I’ve assembled several random paragraph below – all they have in common is dissatisfaction.
Following polls is maddening. When people say they approve of something – Obama, Romney, Congress, Marilyn Monroe, bubble gum, whatever – polls can certainly track the ebb and flow of popularity, but they don’t tell us much about what people do prefer. This comes to play especially in politics. Obama’s (or whoever or whatever’s) popularity may be low at any time, but this number measures those who want him to lean further left plus those who want him to lean further right. This fact allows both sides to justify their case. One more excuse for polarizing.
I see that the Right is beginning to rally around Romney. The Dallas pastor that publically said Romney wasn’t a Christian has now endorsed him. He said he still doesn’t think he’s a Christian, but “he espouses biblical principles, such as the sanctity of life. And Obama does not, though he may be Christian.” Thus, the Right is so dissatisfied with Obama that they will rally around a non-Christian. How much irony is in all this?!? What does this imply for the Dominionists? These are the people who want to populate our government with true Christians. So policy really is more important than a faith test? Shocking!
Many people make voting decisions on bacon. That is, whether a politician can deliver a favor to the voters or donors. I object. Where is the wisdom, the principle in that?
This Secret Service prostitution scandal will undoubtedly lower Obama in the polls. However, it is more indicative of the problems within the permanent government. The permanent government is why military and foreign policy does not change radically with a new President. These people are not elected, but employed. They may be accountable to the President, but the advantage of their experience often outweighs any cause to change the culture.
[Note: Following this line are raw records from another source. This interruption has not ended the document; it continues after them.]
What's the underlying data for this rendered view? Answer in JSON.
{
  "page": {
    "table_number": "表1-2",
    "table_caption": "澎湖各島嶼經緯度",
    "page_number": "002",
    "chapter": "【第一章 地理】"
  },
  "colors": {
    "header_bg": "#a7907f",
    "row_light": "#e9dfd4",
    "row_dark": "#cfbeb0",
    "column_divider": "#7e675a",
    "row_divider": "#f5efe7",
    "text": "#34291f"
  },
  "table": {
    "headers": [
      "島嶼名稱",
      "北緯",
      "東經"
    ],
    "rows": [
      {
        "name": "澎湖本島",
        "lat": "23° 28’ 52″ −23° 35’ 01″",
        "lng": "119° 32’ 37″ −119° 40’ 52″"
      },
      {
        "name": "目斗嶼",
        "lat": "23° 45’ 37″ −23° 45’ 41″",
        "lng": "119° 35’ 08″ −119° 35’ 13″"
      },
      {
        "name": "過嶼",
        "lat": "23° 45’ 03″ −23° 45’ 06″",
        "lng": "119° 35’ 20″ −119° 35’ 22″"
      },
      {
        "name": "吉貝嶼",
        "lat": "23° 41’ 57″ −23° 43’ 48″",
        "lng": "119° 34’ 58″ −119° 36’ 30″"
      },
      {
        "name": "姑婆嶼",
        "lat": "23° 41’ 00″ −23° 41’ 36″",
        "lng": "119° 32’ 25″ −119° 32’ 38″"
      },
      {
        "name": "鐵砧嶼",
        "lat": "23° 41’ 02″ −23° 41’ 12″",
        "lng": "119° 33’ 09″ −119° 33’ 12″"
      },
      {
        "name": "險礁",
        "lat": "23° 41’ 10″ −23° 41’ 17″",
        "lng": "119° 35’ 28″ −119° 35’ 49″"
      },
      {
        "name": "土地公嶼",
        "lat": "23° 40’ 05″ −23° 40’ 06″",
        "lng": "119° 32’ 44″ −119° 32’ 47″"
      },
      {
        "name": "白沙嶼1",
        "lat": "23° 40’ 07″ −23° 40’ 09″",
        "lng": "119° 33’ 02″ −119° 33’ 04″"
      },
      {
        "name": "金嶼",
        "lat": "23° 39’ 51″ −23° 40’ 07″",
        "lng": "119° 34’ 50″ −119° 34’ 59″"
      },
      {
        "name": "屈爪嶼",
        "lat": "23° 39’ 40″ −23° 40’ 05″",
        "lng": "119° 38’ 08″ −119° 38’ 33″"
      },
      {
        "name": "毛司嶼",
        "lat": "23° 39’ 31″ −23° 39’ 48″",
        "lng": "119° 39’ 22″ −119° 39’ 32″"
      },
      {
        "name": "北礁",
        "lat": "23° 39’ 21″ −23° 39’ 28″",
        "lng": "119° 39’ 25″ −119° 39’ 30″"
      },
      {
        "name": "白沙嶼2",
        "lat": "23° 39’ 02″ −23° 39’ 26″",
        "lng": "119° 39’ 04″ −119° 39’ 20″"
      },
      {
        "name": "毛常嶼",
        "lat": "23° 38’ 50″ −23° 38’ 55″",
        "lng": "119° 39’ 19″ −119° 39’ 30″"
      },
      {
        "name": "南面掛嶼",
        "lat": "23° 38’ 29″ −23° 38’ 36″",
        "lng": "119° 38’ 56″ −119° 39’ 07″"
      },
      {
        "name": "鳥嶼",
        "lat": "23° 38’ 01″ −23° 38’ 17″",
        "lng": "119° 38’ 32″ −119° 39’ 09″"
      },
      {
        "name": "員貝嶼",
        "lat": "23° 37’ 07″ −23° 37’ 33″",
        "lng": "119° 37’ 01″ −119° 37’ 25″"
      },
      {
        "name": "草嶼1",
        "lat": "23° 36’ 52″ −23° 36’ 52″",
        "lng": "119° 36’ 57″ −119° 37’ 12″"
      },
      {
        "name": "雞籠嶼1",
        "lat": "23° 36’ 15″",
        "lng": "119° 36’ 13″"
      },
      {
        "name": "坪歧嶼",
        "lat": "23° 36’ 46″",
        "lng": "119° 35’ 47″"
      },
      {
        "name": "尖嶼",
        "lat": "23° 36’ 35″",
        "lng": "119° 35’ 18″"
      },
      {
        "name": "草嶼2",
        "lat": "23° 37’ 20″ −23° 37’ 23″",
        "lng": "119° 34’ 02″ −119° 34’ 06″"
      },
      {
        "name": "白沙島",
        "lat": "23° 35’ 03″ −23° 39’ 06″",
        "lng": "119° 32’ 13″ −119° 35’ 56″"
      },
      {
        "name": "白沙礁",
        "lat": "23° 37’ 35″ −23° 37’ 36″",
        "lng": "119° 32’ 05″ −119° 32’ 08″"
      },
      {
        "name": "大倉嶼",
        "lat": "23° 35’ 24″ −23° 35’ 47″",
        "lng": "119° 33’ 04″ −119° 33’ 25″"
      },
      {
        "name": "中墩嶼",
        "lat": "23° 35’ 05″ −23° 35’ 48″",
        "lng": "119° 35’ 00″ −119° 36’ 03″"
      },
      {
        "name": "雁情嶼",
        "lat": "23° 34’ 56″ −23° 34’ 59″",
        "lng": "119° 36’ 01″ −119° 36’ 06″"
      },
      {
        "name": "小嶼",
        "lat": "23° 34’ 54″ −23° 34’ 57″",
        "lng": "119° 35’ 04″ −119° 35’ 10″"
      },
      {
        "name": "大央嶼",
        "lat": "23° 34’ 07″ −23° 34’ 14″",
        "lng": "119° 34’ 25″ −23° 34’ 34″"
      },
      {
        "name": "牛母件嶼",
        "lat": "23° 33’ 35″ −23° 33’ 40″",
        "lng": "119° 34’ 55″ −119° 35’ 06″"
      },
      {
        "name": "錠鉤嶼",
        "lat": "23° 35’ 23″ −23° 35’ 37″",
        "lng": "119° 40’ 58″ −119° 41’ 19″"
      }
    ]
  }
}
Some say the 99% movement is just a bunch of complainers, jealous of the success of others. While we can measure the success of entitlement programs and assemble case studies, and justify their existence to taxpayers, it is much more difficult to study and regulate the behavior of corporate raiders. Changes like the ones needed begin with talk of problems, then move to shareholders and consumers. If that doesn’t work, then the voters and government can step in.